According to Lincoln Center's new LCT3 project at its slogan, it takes "New Audiences for New Artists." It also takes new critics, hence the establishment of Theater Talk's New Theater Corps in 2005, a way for up-and-coming theater writers and eager new theatergoers to get exposure to the ever-growing theater scene in New York City. Writers for the New Theater Corps are given the opportunity to immerse themselves in the off-off and off-Broadway theater scene, learning and giving back high-quality reviews at the same time. Driven by a passion and love of the arts, the New Theater Corps aims to identify, support, and grow the arts community, one show and one person at a time.

Monday, November 12, 2007

Bottomless

Amusing but unsatisfying, Bottomless gives us an inside look at two women you hope to never encounter in the dressing room.

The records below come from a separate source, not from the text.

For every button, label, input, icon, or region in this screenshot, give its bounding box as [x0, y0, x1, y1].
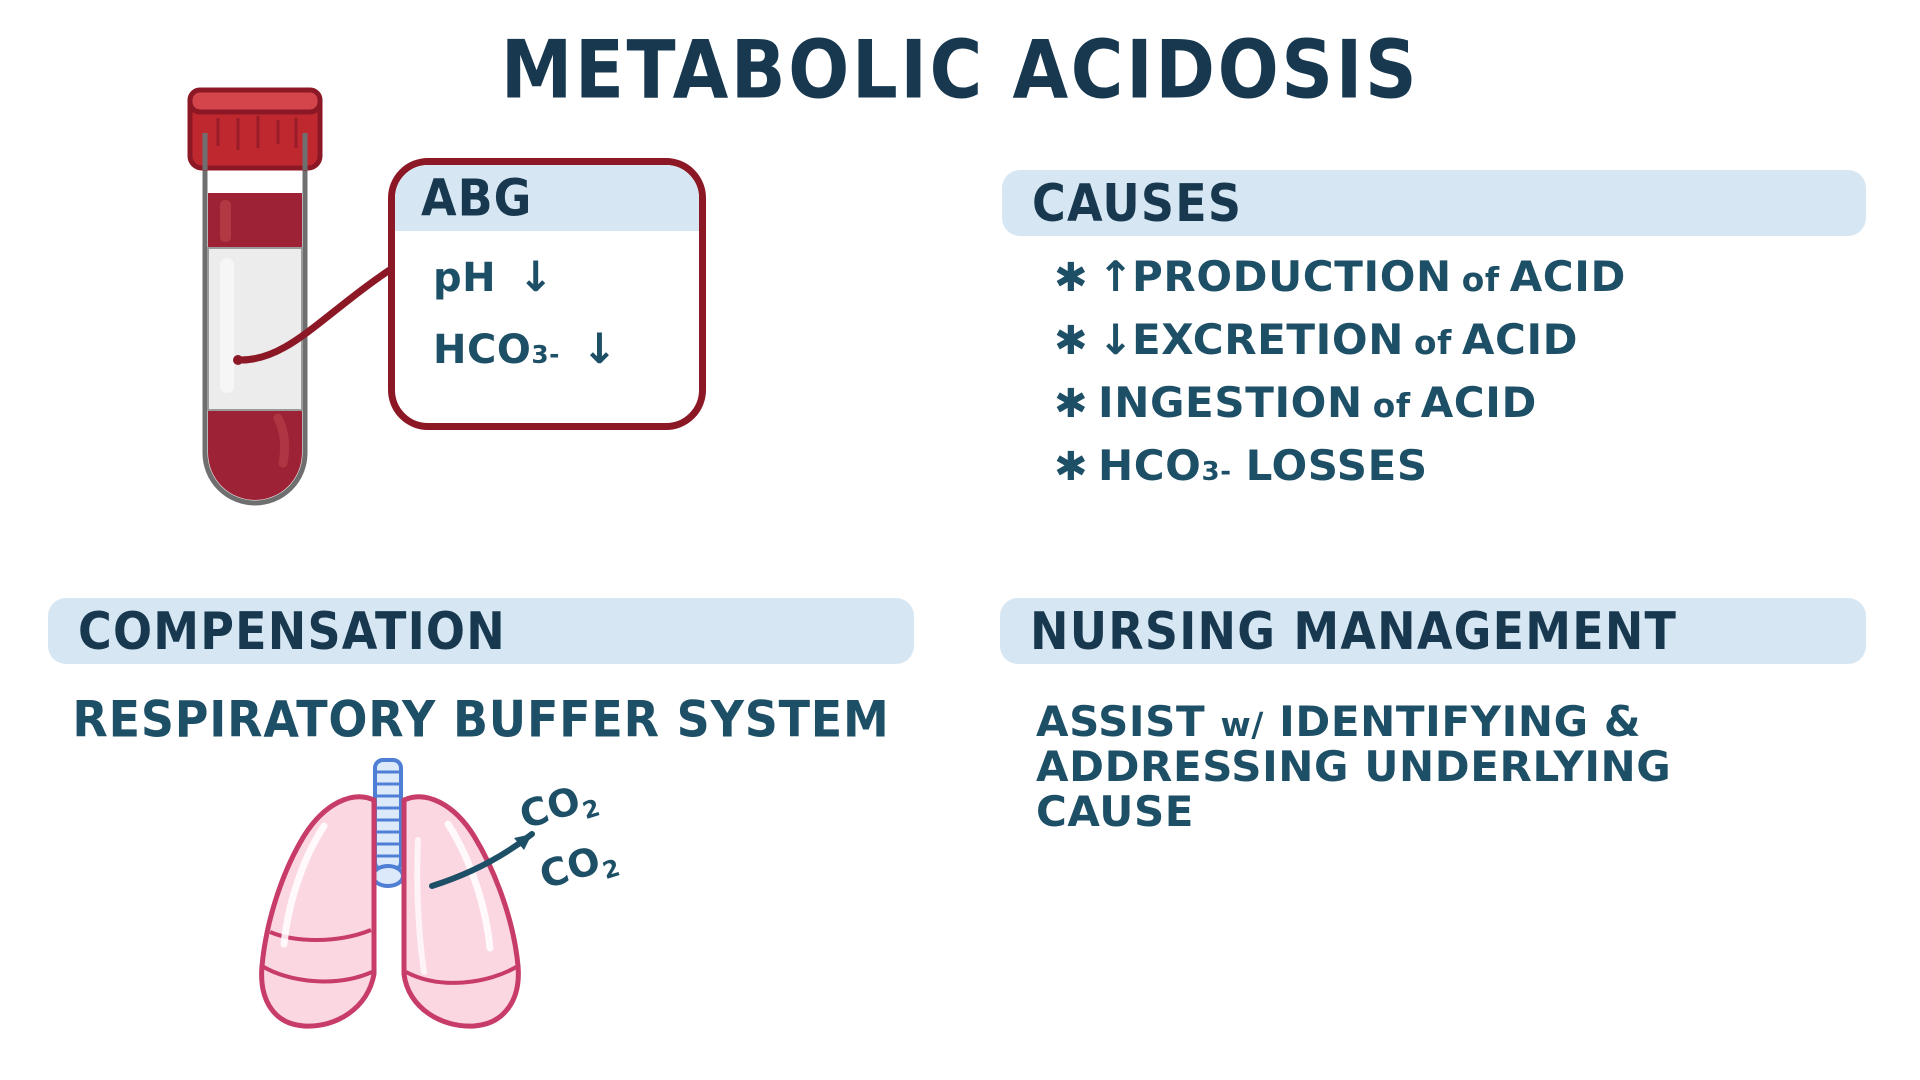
abg-hco3-subscript: 3: [531, 340, 549, 369]
nursing-management-body: ASSIST w/ IDENTIFYING & ADDRESSING UNDER…: [1036, 700, 1776, 835]
abg-card-title: ABG: [421, 168, 532, 227]
cause-text: EXCRETION: [1132, 319, 1404, 361]
section-header-compensation: COMPENSATION: [48, 598, 914, 664]
down-arrow-icon: ↓: [518, 256, 554, 298]
asterisk-bullet-icon: ✱: [1054, 321, 1098, 361]
cause-subscript: 3: [1201, 459, 1220, 485]
down-arrow-icon: ↓: [582, 328, 618, 370]
cause-text: INGESTION: [1098, 382, 1363, 424]
nursing-line1-part-b: IDENTIFYING &: [1279, 697, 1641, 746]
abg-row-hco3: HCO3- ↓: [395, 327, 699, 373]
down-arrow-icon: ↓: [1098, 319, 1132, 361]
cause-text: PRODUCTION: [1132, 256, 1452, 298]
abg-ph-label: pH: [433, 255, 496, 301]
asterisk-bullet-icon: ✱: [1054, 447, 1098, 487]
cause-connector: of: [1373, 390, 1411, 423]
cause-connector: of: [1462, 264, 1500, 297]
cause-tail: ACID: [1462, 319, 1578, 361]
causes-heading: CAUSES: [1032, 173, 1242, 233]
cause-connector: of: [1414, 327, 1452, 360]
nursing-line-1: ASSIST w/ IDENTIFYING &: [1036, 700, 1776, 745]
lungs-illustration: [232, 752, 562, 1042]
compensation-heading: COMPENSATION: [78, 601, 506, 661]
list-item: ✱ INGESTION of ACID: [1054, 382, 1874, 424]
asterisk-bullet-icon: ✱: [1054, 384, 1098, 424]
blood-collection-tube: [150, 78, 360, 538]
nursing-line1-part-a: ASSIST: [1036, 697, 1205, 746]
cause-tail: ACID: [1510, 256, 1626, 298]
up-arrow-icon: ↑: [1098, 256, 1132, 298]
cause-text: HCO: [1098, 445, 1201, 487]
list-item: ✱ ↓ EXCRETION of ACID: [1054, 319, 1874, 361]
abg-hco3-superscript: -: [549, 340, 560, 369]
cause-tail: ACID: [1421, 382, 1537, 424]
abg-hco3-label: HCO: [433, 327, 531, 373]
nursing-line1-with: w/: [1220, 706, 1263, 744]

Review by Elizabeth Devlin

The types of conversations you can overhear in women’s dressing rooms vary from the inane to the scandalous, and in Bottomless, a new play by Kellie Arens, we are offered both. The first act gives us the inside of the dressing room, where frustrated, unsuccessful actress Portia is trying to find the perfect pair of jeans. (A task that would, in reality, take not just 90 minutes but rather up to 90 days). She goes on about her obsession with her handsome, unmotivated boyfriend, while prattling about her career and her relationship with best friend Dolly, who is waiting on the other side of the dressing room curtain. She also takes a Hoodia diet pill every 5 minutes. While some of the observations about life and herself are amusing, the character is so self-absorbed you easily lose interest in her trials and tribulations.

The second act shows everything from Dolly’s point of view, with the exchanges between the friends remaining mostly the same, but we are spared most of Dolly’s humorous, but conceited, chatter. Instead, we are introduced to a multi-faceted character in Dolly, someone who is disturbed by past experiences which cripples her life and social relationships today. The juxtaposition between the friends’ airy chatter and the moments of darkness is not definitive enough to create sympathy for the characters, although it is difficult to tell whether this is a result of the acting or the writing.

If the play is meant to amuse, it could easily do that in a much more condensed version. If the goal is to have humor balance the serious emotional damage that Dolly (and on some level, Portia) has to deal with, those somber moments would need to feel more grounded.

Running through November 24, Bottomless will be performed at the Bowery Poetry Club, located at 308 Bowery, between Houston & Bleecker Streets. Show times are Saturdays at 8pm. Tickets are $18.00.